A definite diagnosis of dependence should usually be made only if three or more of the following have been experienced or exhibited at some time during the previous year:
1. a strong desire or sense of compulsion to take alcohol;
2. difficulties in controlling alcohol-taking behaviour in terms of its onset, termination, or levels of use;
3. a physiological withdrawal state when alcohol use has ceased or been reduced, as evidenced by: the characteristic withdrawal syndrome for alcohol; or use of the alcohol with the intention of relieving or avoiding withdrawal symptoms;
4. evidence of tolerance, such that increased doses of alcohol are required in order to achieve effects originally produced by lower doses (clear examples of this are found in alcohol-dependent individuals who may take daily doses sufficient to incapacitate or kill nontolerant users);
5. progressive neglect of alternative pleasures or interests because of alcohol use, increased amount of time necessary to obtain or take alcohol or to recover from its effects;
6. persisting with alcohol use despite clear evidence of overtly harmful consequences, such as harm to the liver through excessive drinking; efforts should be made to determine that the user was actually, or could be expected to be, aware of the nature and extent of the harm.
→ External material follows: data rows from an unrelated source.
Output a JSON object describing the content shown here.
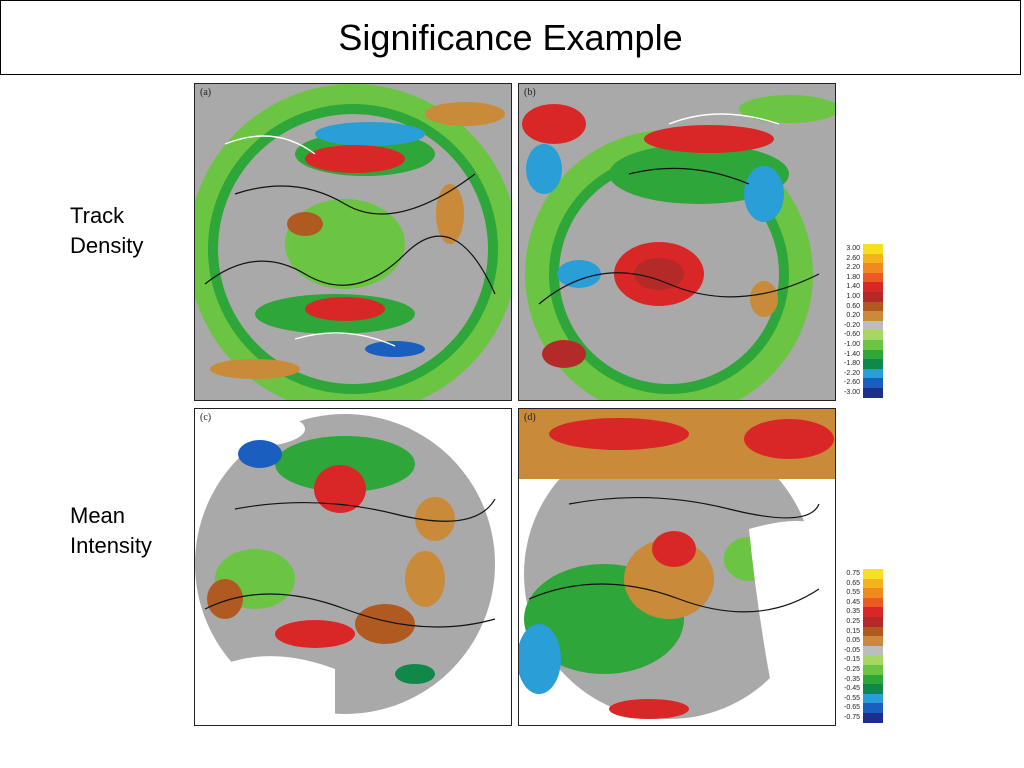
{
  "title": "Significance Example",
  "rows": {
    "track_density": {
      "line1": "Track",
      "line2": "Density"
    },
    "mean_intensity": {
      "line1": "Mean",
      "line2": "Intensity"
    }
  },
  "panels": [
    {
      "id": "a",
      "letter": "(a)"
    },
    {
      "id": "b",
      "letter": "(b)"
    },
    {
      "id": "c",
      "letter": "(c)"
    },
    {
      "id": "d",
      "letter": "(d)"
    }
  ],
  "colorbars": {
    "track_density": {
      "labels": [
        "3.00",
        "2.60",
        "2.20",
        "1.80",
        "1.40",
        "1.00",
        "0.60",
        "0.20",
        "-0.20",
        "-0.60",
        "-1.00",
        "-1.40",
        "-1.80",
        "-2.20",
        "-2.60",
        "-3.00"
      ]
    },
    "mean_intensity": {
      "labels": [
        "0.75",
        "0.65",
        "0.55",
        "0.45",
        "0.35",
        "0.25",
        "0.15",
        "0.05",
        "-0.05",
        "-0.15",
        "-0.25",
        "-0.35",
        "-0.45",
        "-0.55",
        "-0.65",
        "-0.75"
      ]
    },
    "colors": [
      "#f7e11e",
      "#f5b21c",
      "#f08a1e",
      "#ec5a24",
      "#d92727",
      "#b42a28",
      "#b05a22",
      "#c98a3a",
      "#bdbdbd",
      "#a6d663",
      "#6cc443",
      "#2ea63a",
      "#10884a",
      "#2a9ed6",
      "#1a5fc0",
      "#1c2f8e"
    ]
  }
}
Narrowing of the personal repertoire of patterns of alcohol use has also been described as a characteristic feature (e.g. a tendency to drink alcoholic drinks in the same way on weekdays and weekends, regardless of social constraints that determine appropriate drinking behaviour).
It is an essential characteristic of the dependence syndrome that either alcohol taking or a desire to take alcohol should be present; the subjective awareness of compulsion to use alcohol is most commonly seen during attempts to stop or control alcohol use.